Il y a aussi les sécheresses qui poussent les bergers à se déplacer à la recherche de pâturages plus verts, et qui créent des conflits d'usage de l'eau avec les agriculteurs. Les femmes sont particulièrement touchées par ces phénomènes. Elles doivent par exemple parcourir de grandes distances pour trouver de l'eau. Et ce n'est même pas de l'eau propre. On ne fait pas face à une seule crise, mais à de multiples crises en même temps.
Les leaders mondiaux ne se préoccupent-ils pas assez de ces conséquences concrètes dans votre pays ?
Il ne s'agit pas seulement de parler des impacts du changement climatique, mais plutôt de fournir le soutien nécessaire aux personnes vulnérables. Que font les autorités, les décideurs à ce sujet ? A titre d'exemple, le lac Tchad rétrécit depuis les années 1960. Des actions auraient pu être menées pour le sauver. Qu'est-ce qui a été fait ? Quels financements ont été affectés à la restauration du lac ?
Les sommes versées pour aider les populations affectées par l'assèchement du lac Tchad sont infimes. Les fonds pour faire face à la crise climatique en Afrique ne sont même pas suffisants pour ses conséquences au Nigeria, alors pour tout un continent.

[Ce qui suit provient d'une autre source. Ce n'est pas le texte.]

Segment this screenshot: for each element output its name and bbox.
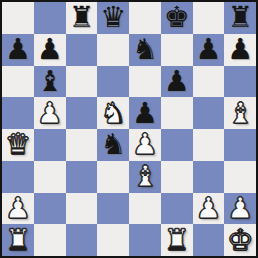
square-f6[interactable]: ♟ (161, 66, 193, 98)
square-e6[interactable] (129, 66, 161, 98)
square-e4[interactable]: ♟ (129, 129, 161, 161)
square-f2[interactable] (161, 193, 193, 225)
square-a8[interactable] (2, 2, 34, 34)
square-b6[interactable]: ♝ (34, 66, 66, 98)
square-g6[interactable] (193, 66, 225, 98)
square-g5[interactable] (193, 97, 225, 129)
square-h5[interactable]: ♝ (224, 97, 256, 129)
square-g2[interactable]: ♟ (193, 193, 225, 225)
piece-black-knight[interactable]: ♞ (132, 35, 158, 64)
square-a3[interactable] (2, 161, 34, 193)
piece-black-pawn[interactable]: ♟ (164, 67, 190, 96)
square-a1[interactable]: ♜ (2, 224, 34, 256)
square-c6[interactable] (66, 66, 98, 98)
square-h8[interactable]: ♜ (224, 2, 256, 34)
piece-black-knight[interactable]: ♞ (100, 130, 126, 159)
square-d8[interactable]: ♛ (97, 2, 129, 34)
square-d3[interactable] (97, 161, 129, 193)
square-d1[interactable] (97, 224, 129, 256)
square-e1[interactable] (129, 224, 161, 256)
square-h6[interactable] (224, 66, 256, 98)
piece-white-rook[interactable]: ♜ (5, 226, 31, 255)
square-c4[interactable] (66, 129, 98, 161)
square-c8[interactable]: ♜ (66, 2, 98, 34)
square-b1[interactable] (34, 224, 66, 256)
piece-white-bishop[interactable]: ♝ (227, 99, 253, 128)
square-b5[interactable]: ♟ (34, 97, 66, 129)
square-h7[interactable]: ♟ (224, 34, 256, 66)
square-e5[interactable]: ♟ (129, 97, 161, 129)
square-g4[interactable] (193, 129, 225, 161)
piece-black-rook[interactable]: ♜ (68, 3, 94, 32)
square-h4[interactable] (224, 129, 256, 161)
square-b2[interactable] (34, 193, 66, 225)
chess-board-wrapper: ♜♛♚♜♟♟♞♟♟♝♟♟♞♟♝♛♞♟♝♟♟♟♜♜♚ (0, 0, 258, 258)
square-h1[interactable]: ♚ (224, 224, 256, 256)
square-a2[interactable]: ♟ (2, 193, 34, 225)
square-a5[interactable] (2, 97, 34, 129)
square-b3[interactable] (34, 161, 66, 193)
square-h3[interactable] (224, 161, 256, 193)
square-f8[interactable]: ♚ (161, 2, 193, 34)
piece-black-bishop[interactable]: ♝ (37, 67, 63, 96)
piece-black-king[interactable]: ♚ (164, 3, 190, 32)
piece-white-pawn[interactable]: ♟ (132, 130, 158, 159)
square-f5[interactable] (161, 97, 193, 129)
square-c2[interactable] (66, 193, 98, 225)
square-c5[interactable] (66, 97, 98, 129)
square-c1[interactable] (66, 224, 98, 256)
piece-white-king[interactable]: ♚ (227, 226, 253, 255)
piece-white-pawn[interactable]: ♟ (5, 194, 31, 223)
piece-black-pawn[interactable]: ♟ (132, 99, 158, 128)
square-b4[interactable] (34, 129, 66, 161)
square-a6[interactable] (2, 66, 34, 98)
square-f3[interactable] (161, 161, 193, 193)
piece-black-pawn[interactable]: ♟ (5, 35, 31, 64)
square-a7[interactable]: ♟ (2, 34, 34, 66)
square-e3[interactable]: ♝ (129, 161, 161, 193)
square-d2[interactable] (97, 193, 129, 225)
square-h2[interactable]: ♟ (224, 193, 256, 225)
square-f7[interactable] (161, 34, 193, 66)
square-b8[interactable] (34, 2, 66, 34)
piece-white-queen[interactable]: ♛ (5, 130, 31, 159)
square-d5[interactable]: ♞ (97, 97, 129, 129)
square-d7[interactable] (97, 34, 129, 66)
square-g8[interactable] (193, 2, 225, 34)
piece-white-knight[interactable]: ♞ (100, 99, 126, 128)
square-d4[interactable]: ♞ (97, 129, 129, 161)
square-g3[interactable] (193, 161, 225, 193)
piece-white-pawn[interactable]: ♟ (37, 99, 63, 128)
square-f1[interactable]: ♜ (161, 224, 193, 256)
piece-black-pawn[interactable]: ♟ (37, 35, 63, 64)
square-f4[interactable] (161, 129, 193, 161)
square-g1[interactable] (193, 224, 225, 256)
square-a4[interactable]: ♛ (2, 129, 34, 161)
piece-black-pawn[interactable]: ♟ (195, 35, 221, 64)
square-e7[interactable]: ♞ (129, 34, 161, 66)
piece-white-pawn[interactable]: ♟ (227, 194, 253, 223)
square-d6[interactable] (97, 66, 129, 98)
piece-white-pawn[interactable]: ♟ (195, 194, 221, 223)
square-c3[interactable] (66, 161, 98, 193)
piece-white-bishop[interactable]: ♝ (132, 162, 158, 191)
piece-black-rook[interactable]: ♜ (227, 3, 253, 32)
chess-board: ♜♛♚♜♟♟♞♟♟♝♟♟♞♟♝♛♞♟♝♟♟♟♜♜♚ (0, 0, 258, 258)
square-b7[interactable]: ♟ (34, 34, 66, 66)
piece-black-pawn[interactable]: ♟ (227, 35, 253, 64)
piece-white-rook[interactable]: ♜ (164, 226, 190, 255)
square-e2[interactable] (129, 193, 161, 225)
square-c7[interactable] (66, 34, 98, 66)
square-g7[interactable]: ♟ (193, 34, 225, 66)
piece-black-queen[interactable]: ♛ (100, 3, 126, 32)
square-e8[interactable] (129, 2, 161, 34)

Davantage d'efforts doivent être faits, en particulier dans le monde occidental. Parce que cette crise ne va pas affecter que l'Afrique, mais tout le monde, quelles que soient nos origines. La crise climatique ne connaît aucune frontière. Si elle ne vous affecte pas par ses conséquences directes, elle vous affectera au travers des réfugiés climatiques, car des populations importantes vont être forcées de changer de pays à la recherche de terres plus vertes.
Les actions menées actuellement sont donc largement insuffisantes ?

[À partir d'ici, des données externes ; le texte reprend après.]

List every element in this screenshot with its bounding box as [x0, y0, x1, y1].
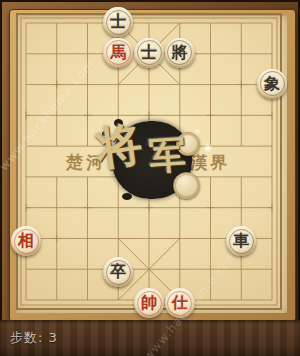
logo-char-jiang: 将 — [93, 120, 145, 172]
piece-red-general[interactable]: 帥 — [134, 288, 164, 318]
piece-character: 相 — [18, 233, 34, 249]
piece-character: 馬 — [110, 45, 126, 61]
piece-character: 車 — [233, 233, 249, 249]
sparkle-effect — [194, 128, 201, 135]
piece-red-advisor[interactable]: 仕 — [165, 288, 195, 318]
piece-character: 卒 — [110, 264, 126, 280]
river-label-right: 漢界 — [190, 151, 230, 174]
piece-character: 仕 — [172, 295, 188, 311]
ink-splatter — [122, 193, 132, 200]
piece-black-elephant[interactable]: 象 — [257, 69, 287, 99]
piece-character: 帥 — [141, 295, 157, 311]
status-bar: 步数: 3 — [0, 320, 300, 356]
piece-character: 象 — [264, 76, 280, 92]
piece-black-advisor[interactable]: 士 — [134, 38, 164, 68]
piece-character: 士 — [110, 14, 126, 30]
logo-char-jun: 军 — [148, 136, 187, 175]
piece-character: 將 — [172, 45, 188, 61]
xiangqi-app-screen: 楚河 漢界 士馬士將象相車卒帥仕 将 军 www.hackhome.com ww… — [0, 0, 300, 356]
piece-red-horse[interactable]: 馬 — [103, 38, 133, 68]
step-counter: 步数: 3 — [10, 329, 58, 347]
jiangjun-ink-logo: 将 军 — [112, 121, 192, 201]
piece-black-general[interactable]: 將 — [165, 38, 195, 68]
piece-character: 士 — [141, 45, 157, 61]
sparkle-effect — [203, 143, 213, 153]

Les décideurs discutent de "sortir des énergies fossiles d'ici à 2040, 2050 ou 2060". Mais c'est léguer le fardeau à la prochaine génération, qui n'a pas causé tout ceci. Je leur demande : que se passe-t-il plutôt pendant les quatre ou cinq années pendant lesquelles vous êtes président ? Quelles actions climatiques êtes-vous prêts à mettre en place ? Retarder l'action, c'est augmenter la vulnérabilité. Sortir des énergies fossiles en 2050, cela signifie que le Nigeria va continuer à faire les frais d'un manque d'accès à l'eau potable, de pertes de moyens de subsistance, et de toute une série de crises qui s'aggraveront dans notre région. Retarder l'action, cela veut dire peut-être perdre le lac Tchad.

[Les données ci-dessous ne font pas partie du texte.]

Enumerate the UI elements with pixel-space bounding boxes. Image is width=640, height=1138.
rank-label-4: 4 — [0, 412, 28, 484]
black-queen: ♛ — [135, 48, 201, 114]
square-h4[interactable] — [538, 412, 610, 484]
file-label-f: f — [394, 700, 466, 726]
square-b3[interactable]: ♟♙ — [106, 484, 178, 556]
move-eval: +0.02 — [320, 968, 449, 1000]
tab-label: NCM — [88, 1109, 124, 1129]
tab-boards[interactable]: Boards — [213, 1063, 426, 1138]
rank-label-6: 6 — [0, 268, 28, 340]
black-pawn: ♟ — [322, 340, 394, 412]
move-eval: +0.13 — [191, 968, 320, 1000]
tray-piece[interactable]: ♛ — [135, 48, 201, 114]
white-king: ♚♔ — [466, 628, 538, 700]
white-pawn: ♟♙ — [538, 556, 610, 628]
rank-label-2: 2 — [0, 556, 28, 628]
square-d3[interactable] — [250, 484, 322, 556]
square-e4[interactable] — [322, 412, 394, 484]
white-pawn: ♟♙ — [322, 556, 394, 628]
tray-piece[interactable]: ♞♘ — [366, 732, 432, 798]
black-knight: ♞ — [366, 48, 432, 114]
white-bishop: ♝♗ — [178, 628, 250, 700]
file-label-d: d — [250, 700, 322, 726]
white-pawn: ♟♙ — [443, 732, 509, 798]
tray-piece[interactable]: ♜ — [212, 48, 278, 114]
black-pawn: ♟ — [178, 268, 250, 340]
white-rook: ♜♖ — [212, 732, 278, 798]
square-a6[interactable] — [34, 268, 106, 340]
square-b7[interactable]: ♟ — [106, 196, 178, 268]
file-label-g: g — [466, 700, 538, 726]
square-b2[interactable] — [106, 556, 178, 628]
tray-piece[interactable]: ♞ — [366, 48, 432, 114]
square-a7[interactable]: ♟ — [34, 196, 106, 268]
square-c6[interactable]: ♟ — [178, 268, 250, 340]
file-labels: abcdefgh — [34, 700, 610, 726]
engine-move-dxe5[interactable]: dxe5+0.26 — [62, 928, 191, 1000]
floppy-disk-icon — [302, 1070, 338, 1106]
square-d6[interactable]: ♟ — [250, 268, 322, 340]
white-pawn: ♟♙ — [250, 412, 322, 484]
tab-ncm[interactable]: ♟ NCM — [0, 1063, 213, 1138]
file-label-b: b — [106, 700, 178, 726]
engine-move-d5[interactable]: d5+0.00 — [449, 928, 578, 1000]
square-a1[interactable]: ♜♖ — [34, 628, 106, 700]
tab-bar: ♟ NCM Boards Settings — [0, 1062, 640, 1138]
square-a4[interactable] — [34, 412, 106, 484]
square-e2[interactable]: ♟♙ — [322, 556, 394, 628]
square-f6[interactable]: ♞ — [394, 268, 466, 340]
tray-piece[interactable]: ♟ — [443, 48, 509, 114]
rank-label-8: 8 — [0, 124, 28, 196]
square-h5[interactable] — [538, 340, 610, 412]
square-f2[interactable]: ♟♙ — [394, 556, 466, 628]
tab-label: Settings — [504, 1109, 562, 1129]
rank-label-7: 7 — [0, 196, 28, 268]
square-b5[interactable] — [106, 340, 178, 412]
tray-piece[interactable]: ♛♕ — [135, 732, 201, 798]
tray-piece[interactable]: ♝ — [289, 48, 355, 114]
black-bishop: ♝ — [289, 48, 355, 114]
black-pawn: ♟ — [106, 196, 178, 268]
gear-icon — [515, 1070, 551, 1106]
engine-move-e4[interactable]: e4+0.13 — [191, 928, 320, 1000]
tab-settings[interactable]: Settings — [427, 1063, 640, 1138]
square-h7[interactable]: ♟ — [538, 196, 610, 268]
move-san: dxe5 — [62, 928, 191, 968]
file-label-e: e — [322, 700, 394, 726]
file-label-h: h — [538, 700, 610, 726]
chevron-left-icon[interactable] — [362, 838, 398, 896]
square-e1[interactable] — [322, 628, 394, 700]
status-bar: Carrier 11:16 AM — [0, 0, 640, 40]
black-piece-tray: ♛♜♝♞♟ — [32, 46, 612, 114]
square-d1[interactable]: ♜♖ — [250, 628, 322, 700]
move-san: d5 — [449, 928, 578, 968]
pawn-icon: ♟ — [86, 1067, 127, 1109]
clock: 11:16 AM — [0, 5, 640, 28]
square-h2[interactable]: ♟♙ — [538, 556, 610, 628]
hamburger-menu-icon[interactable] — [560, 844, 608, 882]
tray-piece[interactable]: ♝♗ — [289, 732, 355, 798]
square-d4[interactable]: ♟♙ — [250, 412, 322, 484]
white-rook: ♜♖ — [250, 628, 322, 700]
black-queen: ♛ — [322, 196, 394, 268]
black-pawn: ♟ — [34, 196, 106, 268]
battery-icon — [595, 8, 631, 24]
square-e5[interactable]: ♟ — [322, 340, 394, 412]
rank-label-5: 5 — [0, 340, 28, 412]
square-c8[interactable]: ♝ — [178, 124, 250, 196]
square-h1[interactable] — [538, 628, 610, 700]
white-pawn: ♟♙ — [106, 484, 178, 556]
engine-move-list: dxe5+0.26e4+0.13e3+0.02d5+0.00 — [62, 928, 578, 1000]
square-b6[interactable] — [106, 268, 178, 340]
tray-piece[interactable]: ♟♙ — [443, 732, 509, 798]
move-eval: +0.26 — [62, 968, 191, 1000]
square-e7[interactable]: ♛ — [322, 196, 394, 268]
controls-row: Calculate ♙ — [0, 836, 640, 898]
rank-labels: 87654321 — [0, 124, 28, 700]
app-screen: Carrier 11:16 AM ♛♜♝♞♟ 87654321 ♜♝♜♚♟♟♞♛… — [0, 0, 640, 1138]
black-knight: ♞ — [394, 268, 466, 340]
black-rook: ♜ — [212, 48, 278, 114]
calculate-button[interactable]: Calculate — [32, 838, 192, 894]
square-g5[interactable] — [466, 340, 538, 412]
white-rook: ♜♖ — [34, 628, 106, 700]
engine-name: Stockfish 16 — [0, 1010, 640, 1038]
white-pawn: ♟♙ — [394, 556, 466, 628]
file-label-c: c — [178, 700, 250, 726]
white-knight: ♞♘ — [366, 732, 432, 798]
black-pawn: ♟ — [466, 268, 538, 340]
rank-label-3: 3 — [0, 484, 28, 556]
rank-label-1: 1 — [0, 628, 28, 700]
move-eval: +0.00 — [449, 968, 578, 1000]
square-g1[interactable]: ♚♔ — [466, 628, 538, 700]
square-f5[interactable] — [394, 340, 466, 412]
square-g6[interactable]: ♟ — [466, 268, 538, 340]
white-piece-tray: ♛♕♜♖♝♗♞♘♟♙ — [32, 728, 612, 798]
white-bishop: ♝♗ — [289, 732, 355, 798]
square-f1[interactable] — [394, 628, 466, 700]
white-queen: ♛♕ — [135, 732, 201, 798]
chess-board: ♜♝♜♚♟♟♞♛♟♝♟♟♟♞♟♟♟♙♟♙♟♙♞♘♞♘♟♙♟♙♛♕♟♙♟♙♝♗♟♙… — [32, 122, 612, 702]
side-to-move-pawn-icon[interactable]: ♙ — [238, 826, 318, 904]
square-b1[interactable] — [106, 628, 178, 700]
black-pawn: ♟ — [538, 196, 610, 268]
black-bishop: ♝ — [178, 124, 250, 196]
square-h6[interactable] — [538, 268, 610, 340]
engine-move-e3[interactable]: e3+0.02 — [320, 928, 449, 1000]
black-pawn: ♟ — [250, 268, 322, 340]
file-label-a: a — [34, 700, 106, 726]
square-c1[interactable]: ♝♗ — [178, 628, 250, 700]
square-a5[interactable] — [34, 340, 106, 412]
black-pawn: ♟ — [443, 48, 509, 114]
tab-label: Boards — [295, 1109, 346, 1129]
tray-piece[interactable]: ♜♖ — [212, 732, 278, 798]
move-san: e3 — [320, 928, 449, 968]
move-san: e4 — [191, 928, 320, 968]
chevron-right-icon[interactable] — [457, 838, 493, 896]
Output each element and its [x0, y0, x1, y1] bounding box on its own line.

Cela me pousse à agir, à vouloir faire entendre ma voix. Selon Martin Luther King, "nos vies commencent à finir le jour où nous devenons silencieux à propos des choses qui comptent". Alors je le dis : nous avons besoin d'actions.
Par où commencer ?
Les leaders mondiaux doivent arrêter de faire des promesses pour 2040, 2050 ou 2080. Ils doivent commencer à mettre en ouvre ce que leur gouvernement peut faire pendant leur mandat. Quel pourcentage de la consommation de charbon allez-vous supprimer ? Comment allez-vous faire la transition à votre échelle temporelle ? Quelles fondations pouvez-vous poser pour que le gouvernement suivant reprenne au même endroit ? Ils ne cessent de négocier. Depuis la première COP [en 1995]. Combien de temps cela va-t-il durer ? Allons-nous négocier toute notre vie ? Maintenant, il faut appliquer ce qui a été décidé.